Pacifistes patriotes

Rayon chanson patriotique, on trouve entre autres chez nous Un nouveau jour va se lever, de Jacques Michel chanté par Pauline Julien, la Bit' à TiBi de Raôul Duguay qu’il a pensé refaire en rap avec Samian et aussi Gens du pays que son co-créateur Gaston Rochon refusa à René Lévesque comme hymne national, parce qu’il ne voulait pas qu’une future armée québécoise marche sur ses rythmes.

Après Les ordres de Michel Brault gagnant au Festival de Cannes, le film patriotique de Pierre Falardeau Octobre pâlit, surtout en comparaison à son propre chef d’œuvre, 15 février 1839 où le couple Sylvie Drapeau-Luc Picard nous arrache les larmes en personnifiant les patriotes résistant contre l’imposition d’une autorité britannique bafouant la démocratie parlementaire. Ils réitéreront l’émotion, en lisant Gaston Miron et Pierre Vadeboncoeur aux funérailles de Pierre le 3 octobre 2009 à Longueuil.

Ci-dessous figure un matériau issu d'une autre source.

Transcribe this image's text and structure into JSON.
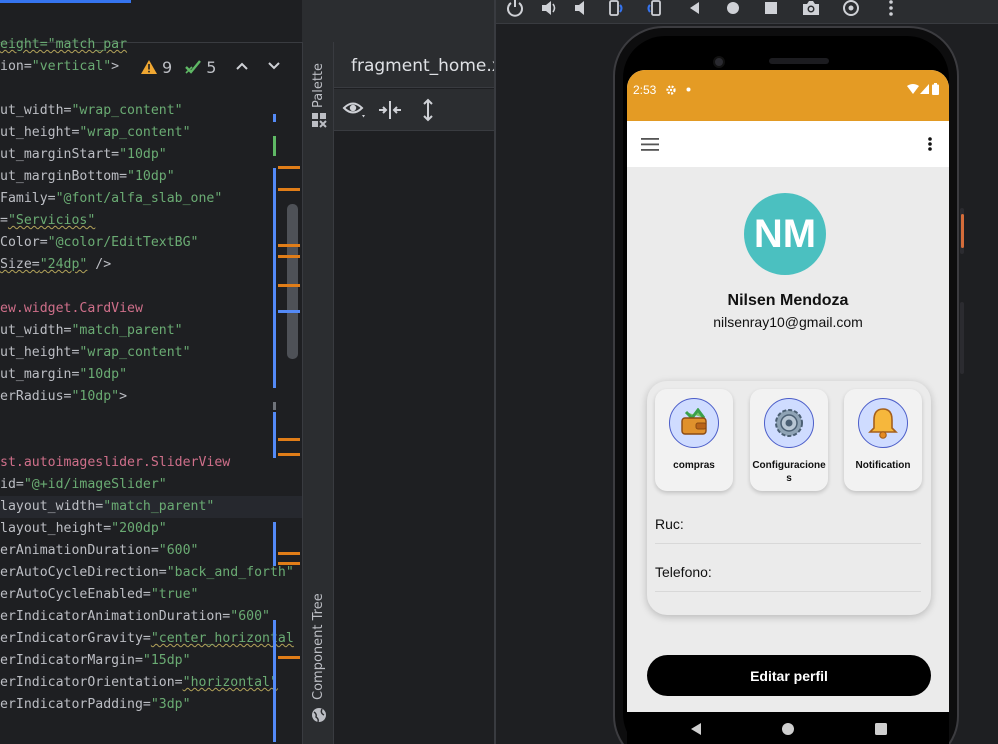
{
  "editor": {
    "inspections": {
      "warnings": "9",
      "weak_warnings": "5"
    },
    "lines": [
      {
        "parts": [
          {
            "t": "eight=\"match_par",
            "c": "c-str wavy"
          }
        ]
      },
      {
        "parts": [
          {
            "t": "ion=",
            "c": "c-attr"
          },
          {
            "t": "\"vertical\"",
            "c": "c-str"
          },
          {
            "t": ">",
            "c": "c-attr"
          }
        ]
      },
      {
        "parts": []
      },
      {
        "parts": [
          {
            "t": "ut_width=",
            "c": "c-attr"
          },
          {
            "t": "\"wrap_content\"",
            "c": "c-str"
          }
        ]
      },
      {
        "parts": [
          {
            "t": "ut_height=",
            "c": "c-attr"
          },
          {
            "t": "\"wrap_content\"",
            "c": "c-str"
          }
        ]
      },
      {
        "parts": [
          {
            "t": "ut_marginStart=",
            "c": "c-attr"
          },
          {
            "t": "\"10dp\"",
            "c": "c-str"
          }
        ]
      },
      {
        "parts": [
          {
            "t": "ut_marginBottom=",
            "c": "c-attr"
          },
          {
            "t": "\"10dp\"",
            "c": "c-str"
          }
        ]
      },
      {
        "parts": [
          {
            "t": "Family=",
            "c": "c-attr"
          },
          {
            "t": "\"@font/alfa_slab_one\"",
            "c": "c-str"
          }
        ]
      },
      {
        "parts": [
          {
            "t": "=",
            "c": "c-attr"
          },
          {
            "t": "\"Servicios\"",
            "c": "c-str wavy"
          }
        ]
      },
      {
        "parts": [
          {
            "t": "Color=",
            "c": "c-attr"
          },
          {
            "t": "\"@color/EditTextBG\"",
            "c": "c-str"
          }
        ]
      },
      {
        "parts": [
          {
            "t": "Size=",
            "c": "c-attr wavy"
          },
          {
            "t": "\"24dp\"",
            "c": "c-str wavy"
          },
          {
            "t": " />",
            "c": "c-attr"
          }
        ]
      },
      {
        "parts": []
      },
      {
        "parts": [
          {
            "t": "ew.widget.CardView",
            "c": "c-red"
          }
        ]
      },
      {
        "parts": [
          {
            "t": "ut_width=",
            "c": "c-attr"
          },
          {
            "t": "\"match_parent\"",
            "c": "c-str"
          }
        ]
      },
      {
        "parts": [
          {
            "t": "ut_height=",
            "c": "c-attr"
          },
          {
            "t": "\"wrap_content\"",
            "c": "c-str"
          }
        ]
      },
      {
        "parts": [
          {
            "t": "ut_margin=",
            "c": "c-attr"
          },
          {
            "t": "\"10dp\"",
            "c": "c-str"
          }
        ]
      },
      {
        "parts": [
          {
            "t": "erRadius=",
            "c": "c-attr"
          },
          {
            "t": "\"10dp\"",
            "c": "c-str"
          },
          {
            "t": ">",
            "c": "c-attr"
          }
        ]
      },
      {
        "parts": []
      },
      {
        "parts": []
      },
      {
        "parts": [
          {
            "t": "st.autoimageslider.SliderView",
            "c": "c-red"
          }
        ]
      },
      {
        "parts": [
          {
            "t": "id=",
            "c": "c-attr"
          },
          {
            "t": "\"@+id/imageSlider\"",
            "c": "c-str"
          }
        ]
      },
      {
        "parts": [
          {
            "t": "layout_width=",
            "c": "c-attr"
          },
          {
            "t": "\"match_parent\"",
            "c": "c-str"
          }
        ],
        "hl": true
      },
      {
        "parts": [
          {
            "t": "layout_height=",
            "c": "c-attr"
          },
          {
            "t": "\"200dp\"",
            "c": "c-str"
          }
        ]
      },
      {
        "parts": [
          {
            "t": "erAnimationDuration=",
            "c": "c-attr"
          },
          {
            "t": "\"600\"",
            "c": "c-str"
          }
        ]
      },
      {
        "parts": [
          {
            "t": "erAutoCycleDirection=",
            "c": "c-attr"
          },
          {
            "t": "\"back_and_forth\"",
            "c": "c-str"
          }
        ]
      },
      {
        "parts": [
          {
            "t": "erAutoCycleEnabled=",
            "c": "c-attr"
          },
          {
            "t": "\"true\"",
            "c": "c-str"
          }
        ]
      },
      {
        "parts": [
          {
            "t": "erIndicatorAnimationDuration=",
            "c": "c-attr"
          },
          {
            "t": "\"600\"",
            "c": "c-str"
          }
        ]
      },
      {
        "parts": [
          {
            "t": "erIndicatorGravity=",
            "c": "c-attr"
          },
          {
            "t": "\"center_horizontal",
            "c": "c-str wavy"
          }
        ]
      },
      {
        "parts": [
          {
            "t": "erIndicatorMargin=",
            "c": "c-attr"
          },
          {
            "t": "\"15dp\"",
            "c": "c-str"
          }
        ]
      },
      {
        "parts": [
          {
            "t": "erIndicatorOrientation=",
            "c": "c-attr"
          },
          {
            "t": "\"horizontal\"",
            "c": "c-str wavy"
          }
        ]
      },
      {
        "parts": [
          {
            "t": "erIndicatorPadding=",
            "c": "c-attr"
          },
          {
            "t": "\"3dp\"",
            "c": "c-str"
          }
        ]
      }
    ]
  },
  "side_tools": {
    "palette": "Palette",
    "component_tree": "Component Tree"
  },
  "design": {
    "file_tab": "fragment_home.xml"
  },
  "emulator": {
    "status_time": "2:53",
    "colors": {
      "status_bar": "#e49b24",
      "avatar": "#4bc0c0",
      "tile_icon_bg": "#cfdcff"
    },
    "profile": {
      "initials": "NM",
      "name": "Nilsen Mendoza",
      "email": "nilsenray10@gmail.com"
    },
    "tiles": [
      {
        "label": "compras",
        "icon": "wallet-icon"
      },
      {
        "label": "Configuraciones",
        "icon": "gear-icon"
      },
      {
        "label": "Notification",
        "icon": "bell-icon"
      }
    ],
    "fields": [
      {
        "label": "Ruc:"
      },
      {
        "label": "Telefono:"
      }
    ],
    "edit_button": "Editar perfil"
  }
}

À la manière des Claude Gauthier et Claude Léveillée, du Bozo-les-culottes de notre co-fondateur des APLP Raymond Lévesque et de l’Alouette en colère de Félix Leclerc, le fils de Paul Rose, Félix, livrera un message moins abrasif que le FLQ au Gala Québec Cinéma, en recevant le Prix du public pour son film attachant, en particulier pour le portrait de sa mère, Les Rose : « Vous venez d’envoyer un message fort à l’industrie. Le genre documentaire, fondateur de notre cinéma, est populaire. Donnons-lui davantage de visibilité, et ce, dans toutes les régions du Québec. J’ai été particulièrement ému par le fort achalandage chez les jeunes qui m’ont souvent répété On ne connaît pas notre histoire et on veut en savoir plus. Merci aux cinéastes, aux archivistes et aux institutions qui conservent notre mémoire. Votre rôle est précieux. »

Florent Vollant APLP1993 a entonné la marche tranquille des Innus dans leur propre langue, tandis que Gaston Miron, ressuscité en chansons par Chloé Sainte-Marie, triomphe en 2003 avec Je marche à toi, prix Félix de l'album folk, couronné aussi d’un prix Coup de cœur de l’Académie Charles-Cros en France. Et grâce aux cours de son amie Joséphine « Bibitte » Bacon, l’APLP 2009 lance un album entièrement chanté en langue innue, une création de l'auteur-compositeur-interprète Philippe McKenzie.

En dénonciation du racisme, Gilles Vigneault créa le personnage inoubliable de Jack Monoloy, qu’il vient de retirer de SPOTIFY en solidarité avec Neil Young et Joni Mitchell outrés du contrat de millions de $ accordé par la multinationale qui spolie les créateurs et donne sa tribune à un radioman complotiste trumpiste.